Quello riservato ai temi economici è il più corposo capitolo del programma unionista, in quanto occupa il quadruplo dello spazio rispetto a tutti gli altri (oltre ottanta pagine contro una media di venti-venticinque). Se tale dato comparativo rispecchiasse la gerarchia di priorità enucleata nel manifesto politico, l’economia assurgerebbe quindi a “piatto forte” non solo della futura agenda di governo, ma più in generale della piattaforma culturale espressa dalla sinistra. Una scelta discutibile – piaccia o non piaccia, col tempo l’andamento dei mercati prescinderà sempre di più dalle misure legislative adottate per tentare di pilotarlo: in futuro i temi dirimenti saranno quelli etici – ma coerente con la tattica di insistere sul terreno politico che più di ogni altro ha rivelato la debolezza del governo che stiamo per salutare.

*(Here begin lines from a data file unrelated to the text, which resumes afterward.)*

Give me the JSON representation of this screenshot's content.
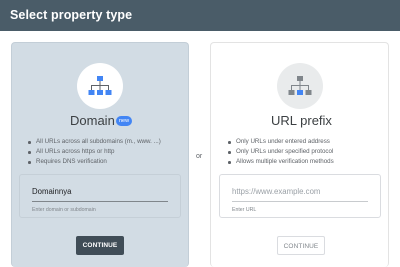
{
  "header": {
    "title": "Select property type"
  },
  "domain_card": {
    "icon": "sitemap-icon",
    "title": "Domain",
    "badge": "new",
    "bullets": [
      "All URLs across all subdomains (m., www. ...)",
      "All URLs across https or http",
      "Requires DNS verification"
    ],
    "input": {
      "value": "Domainnya",
      "helper": "Enter domain or subdomain"
    },
    "button": "CONTINUE"
  },
  "separator": "or",
  "url_card": {
    "icon": "sitemap-icon",
    "title": "URL prefix",
    "bullets": [
      "Only URLs under entered address",
      "Only URLs under specified protocol",
      "Allows multiple verification methods"
    ],
    "input": {
      "placeholder": "https://www.example.com",
      "helper": "Enter URL"
    },
    "button": "CONTINUE"
  },
  "colors": {
    "header_bg": "#4a5c68",
    "selected_card_bg": "#d2dce4",
    "accent_blue": "#4285f4",
    "primary_button": "#404d57"
  }
}
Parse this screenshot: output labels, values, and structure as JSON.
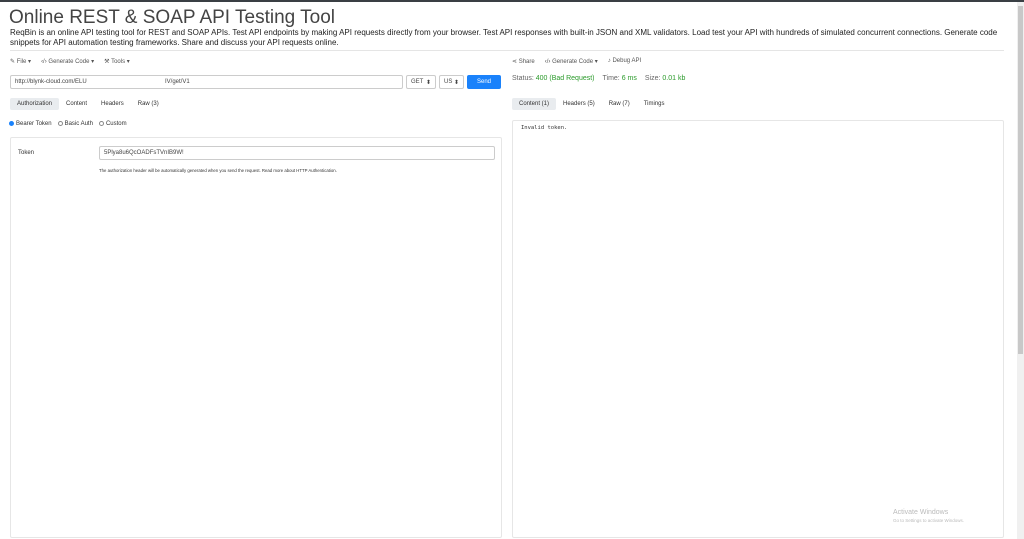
{
  "title": "Online REST & SOAP API Testing Tool",
  "description": "ReqBin is an online API testing tool for REST and SOAP APIs. Test API endpoints by making API requests directly from your browser. Test API responses with built-in JSON and XML validators. Load test your API with hundreds of simulated concurrent connections. Generate code snippets for API automation testing frameworks. Share and discuss your API requests online.",
  "left_toolbar": {
    "file": "File ▾",
    "generate": "Generate Code ▾",
    "tools": "Tools ▾"
  },
  "request": {
    "url": "http://blynk-cloud.com/ELU",
    "url_tail": "IV/get/V1",
    "method": "GET",
    "region": "US",
    "send": "Send"
  },
  "request_tabs": [
    "Authorization",
    "Content",
    "Headers",
    "Raw (3)"
  ],
  "auth": {
    "options": [
      "Bearer Token",
      "Basic Auth",
      "Custom"
    ],
    "selected": "Bearer Token",
    "token_label": "Token",
    "token_value": "5Plya8u6QcOADFsTVnIB9W!",
    "help": "The authorization header will be automatically generated when you send the request. Read more about HTTP Authentication."
  },
  "right_toolbar": {
    "share": "Share",
    "generate": "Generate Code ▾",
    "debug": "Debug API"
  },
  "status": {
    "status_label": "Status:",
    "status_value": "400 (Bad Request)",
    "time_label": "Time:",
    "time_value": "6 ms",
    "size_label": "Size:",
    "size_value": "0.01 kb"
  },
  "response_tabs": [
    "Content (1)",
    "Headers (5)",
    "Raw (7)",
    "Timings"
  ],
  "response_body": "Invalid token.",
  "watermark": {
    "title": "Activate Windows",
    "subtitle": "Go to Settings to activate Windows."
  },
  "colors": {
    "accent": "#1a82fb",
    "success": "#2a9a2a"
  }
}
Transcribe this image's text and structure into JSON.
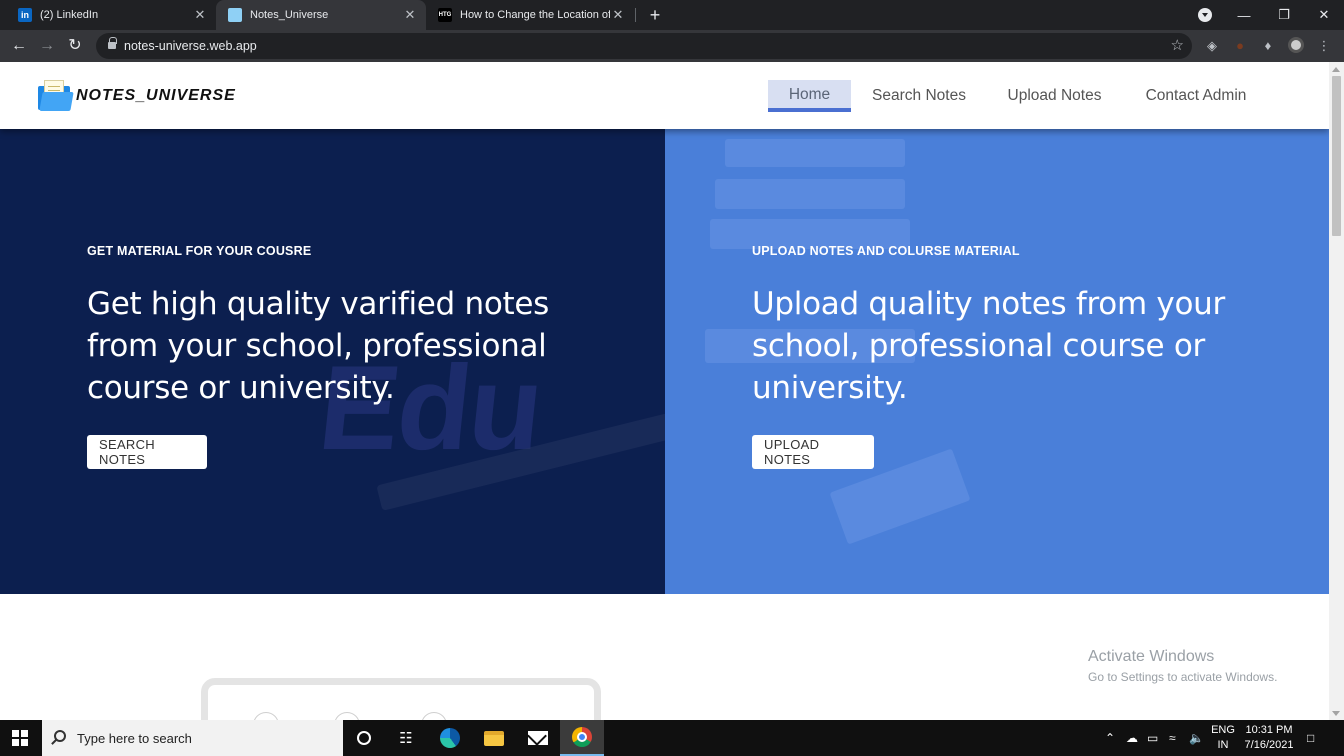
{
  "browser": {
    "tabs": [
      {
        "label": "(2) LinkedIn",
        "favicon": "linkedin-icon",
        "active": false
      },
      {
        "label": "Notes_Universe",
        "favicon": "notes-universe-icon",
        "active": true
      },
      {
        "label": "How to Change the Location of t",
        "favicon": "htg-icon",
        "active": false
      }
    ],
    "favicon_text": {
      "linkedin": "in",
      "htg": "HTG"
    },
    "url": "notes-universe.web.app",
    "new_tab_glyph": "+",
    "close_glyph": "✕"
  },
  "site": {
    "logo_text": "NOTES_UNIVERSE",
    "nav": [
      "Home",
      "Search Notes",
      "Upload Notes",
      "Contact Admin"
    ],
    "active_nav": "Home",
    "hero_left": {
      "eyebrow": "GET MATERIAL FOR YOUR COUSRE",
      "headline": "Get high quality varified notes from your school, professional course or university.",
      "button": "SEARCH NOTES",
      "watermark": "Edu",
      "background": "#0c1f4f"
    },
    "hero_right": {
      "eyebrow": "UPLOAD NOTES AND COLURSE MATERIAL",
      "headline": "Upload quality notes from your school, professional course or university.",
      "button": "UPLOAD NOTES",
      "background": "#4a7fd9"
    },
    "accent": "#4a6fd1"
  },
  "watermark_windows": {
    "title": "Activate Windows",
    "subtitle": "Go to Settings to activate Windows."
  },
  "taskbar": {
    "search_placeholder": "Type here to search",
    "lang_top": "ENG",
    "lang_bottom": "IN",
    "time": "10:31 PM",
    "date": "7/16/2021"
  }
}
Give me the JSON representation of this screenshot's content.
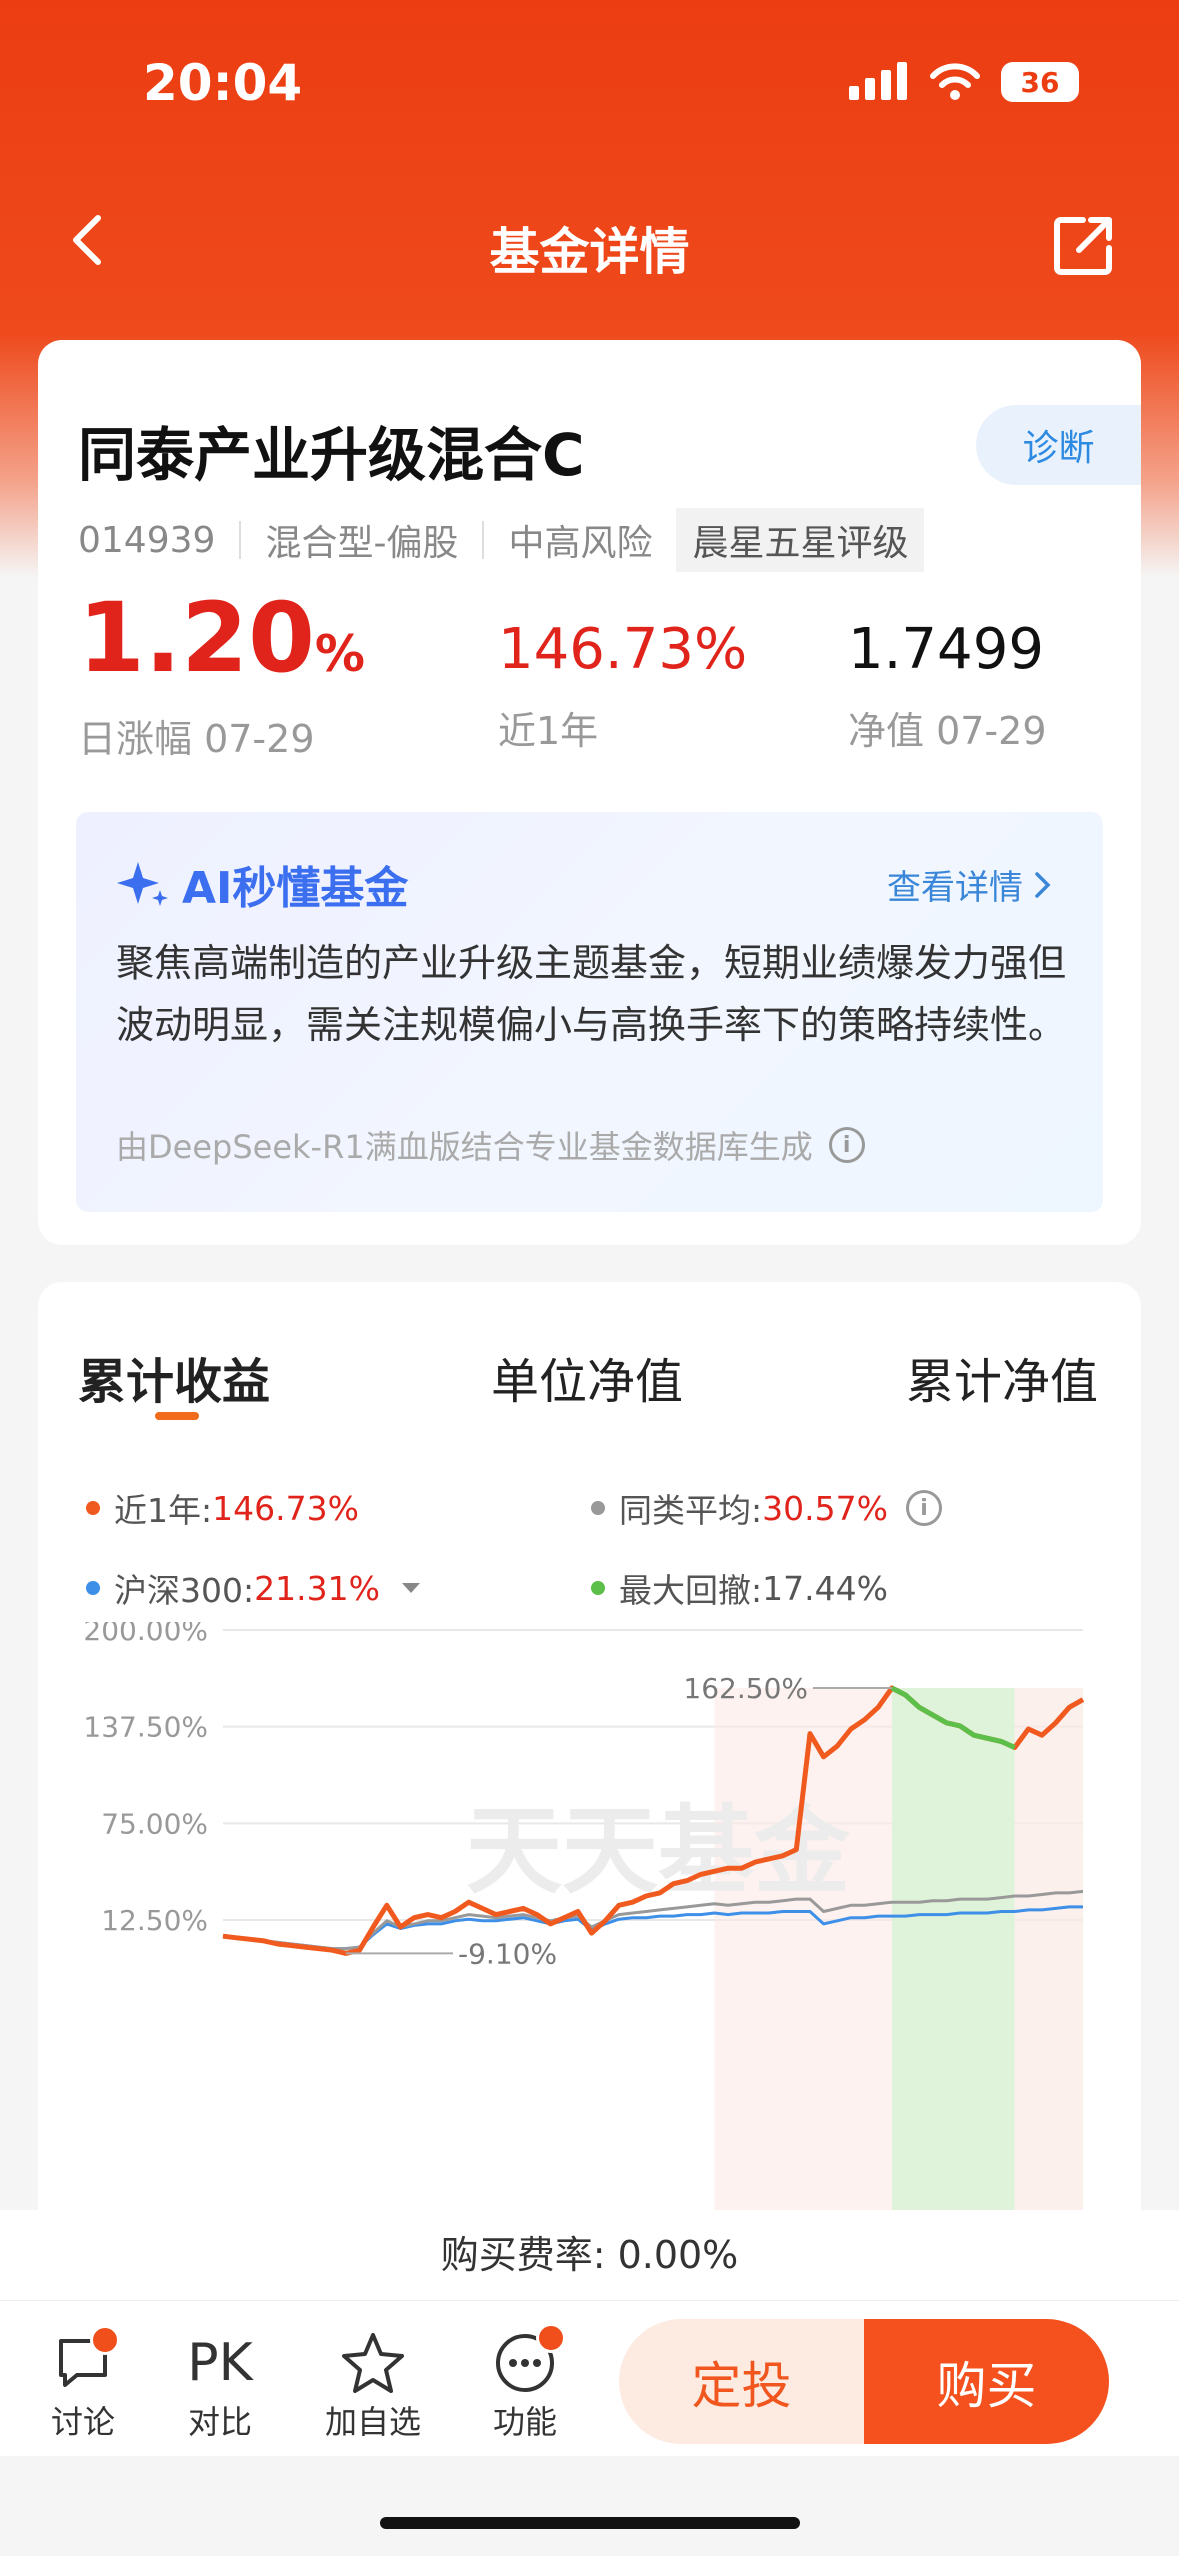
{
  "status": {
    "time": "20:04",
    "battery": "36"
  },
  "nav": {
    "title": "基金详情"
  },
  "fund": {
    "name": "同泰产业升级混合C",
    "diagnose": "诊断",
    "code": "014939",
    "type": "混合型-偏股",
    "risk": "中高风险",
    "rating": "晨星五星评级",
    "daily_change": "1.20",
    "daily_change_unit": "%",
    "daily_change_label": "日涨幅 07-29",
    "year_return": "146.73%",
    "year_return_label": "近1年",
    "nav_value": "1.7499",
    "nav_label": "净值 07-29"
  },
  "ai": {
    "title": "AI秒懂基金",
    "detail_link": "查看详情",
    "text": "聚焦高端制造的产业升级主题基金，短期业绩爆发力强但波动明显，需关注规模偏小与高换手率下的策略持续性。",
    "source": "由DeepSeek-R1满血版结合专业基金数据库生成"
  },
  "chart_tabs": [
    "累计收益",
    "单位净值",
    "累计净值"
  ],
  "legend": {
    "fund_label": "近1年:",
    "fund_value": "146.73%",
    "avg_label": "同类平均:",
    "avg_value": "30.57%",
    "hs300_label": "沪深300:",
    "hs300_value": "21.31%",
    "drawdown_label": "最大回撤:",
    "drawdown_value": "17.44%"
  },
  "colors": {
    "fund": "#f05a1e",
    "avg": "#999999",
    "hs300": "#3d8fe8",
    "drawdown": "#5cbf4a"
  },
  "chart_data": {
    "type": "line",
    "ylim": [
      -15,
      200
    ],
    "ytick_labels": [
      "200.00%",
      "137.50%",
      "75.00%",
      "12.50%"
    ],
    "yticks": [
      200,
      137.5,
      75,
      12.5
    ],
    "annotations": {
      "max": "162.50%",
      "min": "-9.10%"
    },
    "watermark": "天天基金",
    "series": [
      {
        "name": "近1年",
        "values": [
          2,
          1,
          0,
          -1,
          -3,
          -4,
          -5,
          -6,
          -7,
          -9.1,
          -7,
          8,
          22,
          8,
          14,
          16,
          14,
          18,
          24,
          20,
          16,
          18,
          20,
          16,
          10,
          14,
          18,
          4,
          12,
          22,
          24,
          28,
          30,
          36,
          38,
          42,
          44,
          46,
          46,
          50,
          52,
          54,
          58,
          133,
          118,
          125,
          136,
          142,
          150,
          162.5,
          158,
          150,
          145,
          140,
          138,
          132,
          130,
          128,
          124,
          136,
          132,
          140,
          150,
          155
        ]
      },
      {
        "name": "同类平均",
        "values": [
          2,
          1,
          0,
          -1,
          -2,
          -3,
          -4,
          -5,
          -6,
          -6,
          -5,
          4,
          12,
          8,
          10,
          12,
          12,
          14,
          16,
          15,
          14,
          15,
          16,
          14,
          12,
          14,
          15,
          8,
          12,
          16,
          17,
          18,
          19,
          20,
          21,
          22,
          23,
          22,
          23,
          24,
          24,
          25,
          26,
          26,
          18,
          20,
          22,
          22,
          23,
          24,
          24,
          24,
          25,
          25,
          26,
          26,
          26,
          27,
          28,
          28,
          29,
          30,
          30,
          31
        ]
      },
      {
        "name": "沪深300",
        "values": [
          2,
          1,
          0,
          -1,
          -2,
          -3,
          -4,
          -5,
          -6,
          -6,
          -5,
          3,
          10,
          7,
          9,
          10,
          10,
          12,
          13,
          12,
          12,
          13,
          14,
          12,
          10,
          12,
          13,
          6,
          10,
          13,
          14,
          14,
          15,
          15,
          16,
          16,
          17,
          16,
          17,
          17,
          17,
          18,
          18,
          18,
          10,
          12,
          14,
          14,
          15,
          15,
          15,
          16,
          16,
          16,
          17,
          17,
          17,
          18,
          18,
          19,
          19,
          20,
          21,
          21
        ]
      }
    ],
    "drawdown_start_index": 49,
    "drawdown_end_index": 58
  },
  "fee": "购买费率: 0.00%",
  "bottom": {
    "discuss": "讨论",
    "pk_icon": "PK",
    "compare": "对比",
    "watch": "加自选",
    "function": "功能",
    "dingtou": "定投",
    "buy": "购买"
  }
}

Con la sua memorabile “discesa in campo” del ‘94, il Cav. prometteva ai moderati una konservative revolution sulle orme della controriforma antistatalista attuata dalla Thatcher nell’Inghilterra anni ‘80. Privatizzazioni, concorrenza e detassazione avrebbero senz’altro liberato la sinistra da ogni residua nostalgia socialdemocratica; nel giro di dieci anni Silvio B. avrebbe incoronato re Massimo D’A., nel frattempo convertitosi al “mercatismo compassionevole” causa forza maggiore; Giuliano Ferrara avrebbe vissuto felice e contento l’avverarsi di tutti i suoi sogni amendoliani.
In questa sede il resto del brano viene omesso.